Adepoju Tunde Joseph OGUNKUNLE, Jennifer Ejiro IDEH, Esther Olubukola OBIREMI and Muhammed Adekunle JIMOH

  •  Received: 17 June 2019
  •  Accepted: 30 July 2019
Reports from extensive surveys have indicated that about 70-80% of the world population; particularly in the developing countries rely on non-conventional medicine mainly of herbal origins for their primary health care. Correct identification and quality assurance of the starting materials are essential prerequisites to ensuring reproducible quality of herbal medicine which will contribute to its safety and efficacy. This study therefore sought to determine the extent of medicinal herb misidentification (HMI) and/or misrepresentation (HMR) on the part of some stakeholders in herbal medical practice in the Ogbomoso, Nigeria, as well as their understanding of the consequences of medicinal herb adulteration (HAD) on the users of their products.
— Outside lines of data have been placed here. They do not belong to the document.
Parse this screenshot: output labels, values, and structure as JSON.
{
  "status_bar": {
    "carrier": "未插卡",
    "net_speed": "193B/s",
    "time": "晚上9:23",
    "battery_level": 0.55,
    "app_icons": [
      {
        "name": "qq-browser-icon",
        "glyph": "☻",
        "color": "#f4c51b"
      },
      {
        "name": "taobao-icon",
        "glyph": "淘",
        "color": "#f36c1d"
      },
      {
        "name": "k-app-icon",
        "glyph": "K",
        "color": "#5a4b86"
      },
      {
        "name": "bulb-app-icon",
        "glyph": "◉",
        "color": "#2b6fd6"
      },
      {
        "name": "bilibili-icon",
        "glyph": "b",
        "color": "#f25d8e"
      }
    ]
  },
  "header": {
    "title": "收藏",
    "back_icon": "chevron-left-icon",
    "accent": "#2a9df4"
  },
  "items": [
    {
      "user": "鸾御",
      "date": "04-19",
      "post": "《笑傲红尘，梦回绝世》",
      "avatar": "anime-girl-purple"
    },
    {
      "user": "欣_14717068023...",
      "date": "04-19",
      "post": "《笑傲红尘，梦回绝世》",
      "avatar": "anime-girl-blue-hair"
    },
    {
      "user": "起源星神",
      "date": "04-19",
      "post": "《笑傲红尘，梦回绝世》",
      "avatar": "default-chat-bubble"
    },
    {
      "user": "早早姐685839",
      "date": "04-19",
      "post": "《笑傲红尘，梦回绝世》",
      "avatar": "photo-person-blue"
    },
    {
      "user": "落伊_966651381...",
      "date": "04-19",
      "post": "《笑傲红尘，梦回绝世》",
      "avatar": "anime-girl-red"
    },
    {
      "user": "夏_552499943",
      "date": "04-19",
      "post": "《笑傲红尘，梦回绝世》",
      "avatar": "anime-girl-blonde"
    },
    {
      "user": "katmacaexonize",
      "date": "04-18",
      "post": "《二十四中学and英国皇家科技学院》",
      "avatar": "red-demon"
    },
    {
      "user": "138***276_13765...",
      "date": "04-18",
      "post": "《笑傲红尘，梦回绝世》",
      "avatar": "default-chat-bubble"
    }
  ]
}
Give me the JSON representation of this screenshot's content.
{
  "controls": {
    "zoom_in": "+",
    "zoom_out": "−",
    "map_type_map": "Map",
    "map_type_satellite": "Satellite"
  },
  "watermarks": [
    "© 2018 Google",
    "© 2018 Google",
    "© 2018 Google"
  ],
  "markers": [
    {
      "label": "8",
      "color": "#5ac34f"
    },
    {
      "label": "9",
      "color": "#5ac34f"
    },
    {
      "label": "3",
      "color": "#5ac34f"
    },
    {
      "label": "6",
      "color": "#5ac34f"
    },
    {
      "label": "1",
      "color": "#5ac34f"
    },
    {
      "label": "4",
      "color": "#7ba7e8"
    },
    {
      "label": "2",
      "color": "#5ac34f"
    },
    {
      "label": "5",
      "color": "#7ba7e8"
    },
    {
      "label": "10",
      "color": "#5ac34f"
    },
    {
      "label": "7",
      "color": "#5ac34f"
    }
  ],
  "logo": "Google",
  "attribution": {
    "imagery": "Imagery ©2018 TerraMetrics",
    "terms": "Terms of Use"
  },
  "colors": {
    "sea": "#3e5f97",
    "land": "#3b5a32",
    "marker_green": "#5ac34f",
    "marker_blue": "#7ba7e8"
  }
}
Information on HMR experienced and committed by traditional healers (TRHs) and medicinal herb vendors (MHVs) numbering 46 in the study area, as well as their perceived possible adverse effects of HMR or HAD on herbal drug users were obtained by means of a questionnaire. Medicinal HMR by herb collectors/suppliers of the vendors was rampant (62%) in Ogbomoso. A sizeable number (35%) of the TRHs and MHVs have also committed HMI or HMR in the recent past. Though 34.8% of these two categories of stakeholders believed that medicinal herbs could be misidentified if not properly labeled, only 53% of the MHVs actually practiced the act of labeling. In conclusion, authentication of medicinal herbs as practiced by the stakeholders of herbal medicine in the study area was fraught with HMI or HMR. Also, their understanding of the consequences of HAD on users of herbal drugs was adjudged to be only fair on account of the low frequency of their responses to some ill-effects of this avoidable error: stomach upset (2.2%), general body weakness(2.2%), harm to certain internal body organs (15.2%), excessive stooling and/or vomiting (17.4%), ineffectiveness of the drug (23.9%), other health complications in the body (30.4%), and possible death (23.9%).

Keywords: Herbal medicine; Medicinal herb authentication; Herb misidentification; Herb misrepresentation; Herb adulteration; Ethno-medicine.